Lynch is known around the Springfield College campus as the kid with the contagious laugh. Often described as energetic and carefree, this Physical Education major is anything but that on the lacrosse field. Serious, focused and extremely superstitious are some of the more fitting words for Lynch on game day. You can find him in the locker room hours before the game is set to begin. Headphones wrapped around his head, which is buried in his hands, eyes closed as anticipated plays whisk around in his mind.
“It is impossible to distract him,” said fellow teammate and captain Kevin Freeman. “He gets into this zone. I’ve never seen someone so concentrated.”
The Chief Dawgs, a nickname given to the team for their intensity, always bolt onto the field with a “W” branded in their eyes. The warm-up music fades and the national anthem takes its place. The team lines up, faces the flag and shows their respects, but Lynch stands out among his identically dressed teammates. A superstitious ritual that has been a part of his pre-game routine for years really tugs at the heartstrings.
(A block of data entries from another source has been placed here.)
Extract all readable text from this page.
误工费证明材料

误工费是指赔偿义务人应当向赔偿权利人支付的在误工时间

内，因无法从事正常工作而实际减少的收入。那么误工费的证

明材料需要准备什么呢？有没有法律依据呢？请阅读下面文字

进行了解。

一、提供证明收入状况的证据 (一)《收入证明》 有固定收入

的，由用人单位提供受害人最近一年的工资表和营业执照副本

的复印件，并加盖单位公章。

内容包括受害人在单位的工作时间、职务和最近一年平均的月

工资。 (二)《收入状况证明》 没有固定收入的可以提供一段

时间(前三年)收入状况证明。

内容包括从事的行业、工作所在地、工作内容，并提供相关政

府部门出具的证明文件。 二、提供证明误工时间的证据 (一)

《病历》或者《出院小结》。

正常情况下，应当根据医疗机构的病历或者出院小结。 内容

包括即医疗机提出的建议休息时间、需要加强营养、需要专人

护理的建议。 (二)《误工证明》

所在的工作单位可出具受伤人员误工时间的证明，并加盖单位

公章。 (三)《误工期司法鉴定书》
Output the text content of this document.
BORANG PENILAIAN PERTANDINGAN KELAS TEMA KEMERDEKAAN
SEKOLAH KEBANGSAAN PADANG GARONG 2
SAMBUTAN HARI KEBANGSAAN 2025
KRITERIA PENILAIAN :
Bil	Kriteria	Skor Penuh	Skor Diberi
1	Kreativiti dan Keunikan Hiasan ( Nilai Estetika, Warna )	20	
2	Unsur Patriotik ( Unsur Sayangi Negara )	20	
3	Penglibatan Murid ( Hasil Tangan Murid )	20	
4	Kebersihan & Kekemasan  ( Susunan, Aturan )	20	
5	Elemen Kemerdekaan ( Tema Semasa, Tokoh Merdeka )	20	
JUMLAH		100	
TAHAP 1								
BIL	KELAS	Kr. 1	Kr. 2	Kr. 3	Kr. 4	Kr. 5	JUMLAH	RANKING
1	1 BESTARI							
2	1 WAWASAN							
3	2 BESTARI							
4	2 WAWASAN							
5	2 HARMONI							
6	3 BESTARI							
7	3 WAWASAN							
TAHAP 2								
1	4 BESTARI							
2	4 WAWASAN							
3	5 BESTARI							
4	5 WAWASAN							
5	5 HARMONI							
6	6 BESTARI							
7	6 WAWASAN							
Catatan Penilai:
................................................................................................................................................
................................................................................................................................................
There are two different emblems on his helmet, one on the right and one on the left. The hand-written words are for two important people in Lynch’s life. On the right of his helmet he has “Pop Pop” and on the left, “DM.”
“Pop Pop is for my grandfather who died last year and DM for my friend Dustin Muse, who died in a car accident when I was in high school,” explained Lynch. “Dustin was two years older than me, played lacrosse and was the starting quarterback for our football team my sophomore year. I always looked up to Dustin; he was a great athlete and a great leader. He set a great example for me on how to be successful- a leader on and off the field. I always remember Dustin and the things he taught me, which helped me get to where I am today. As for my grandfather, he was a person that I always looked up to. The toughest man I ever met who, as my father describes, had the heart of a warrior. He never got to see me play here at SC and I put his name on my helmet so that he is with me now and finally gets to watch me play. I just try to make him proud every time I step on the field.”
Lynch kisses each of the words on his helmet during the national anthem and then,without hesitation, bangs it against his head.
“It pumps me up, and I’ve done it for as long as I can remember,” commented Lynch.
With the way he executes during games, dont expect anyone to mess with Lynch’s superstitions.
Possessing the quality to make a difference within your team is something that Springfield College student-athletes strive for, and there’s no arguing Lynch’s ability to do just that.
“Being a captain to me means that myself, along with the other captains, need to lead by example on and off the field,” stated Lynch. “Doing the correct things will help our team come together to be one cohesive unit and ultimately be successful at the end of the day.”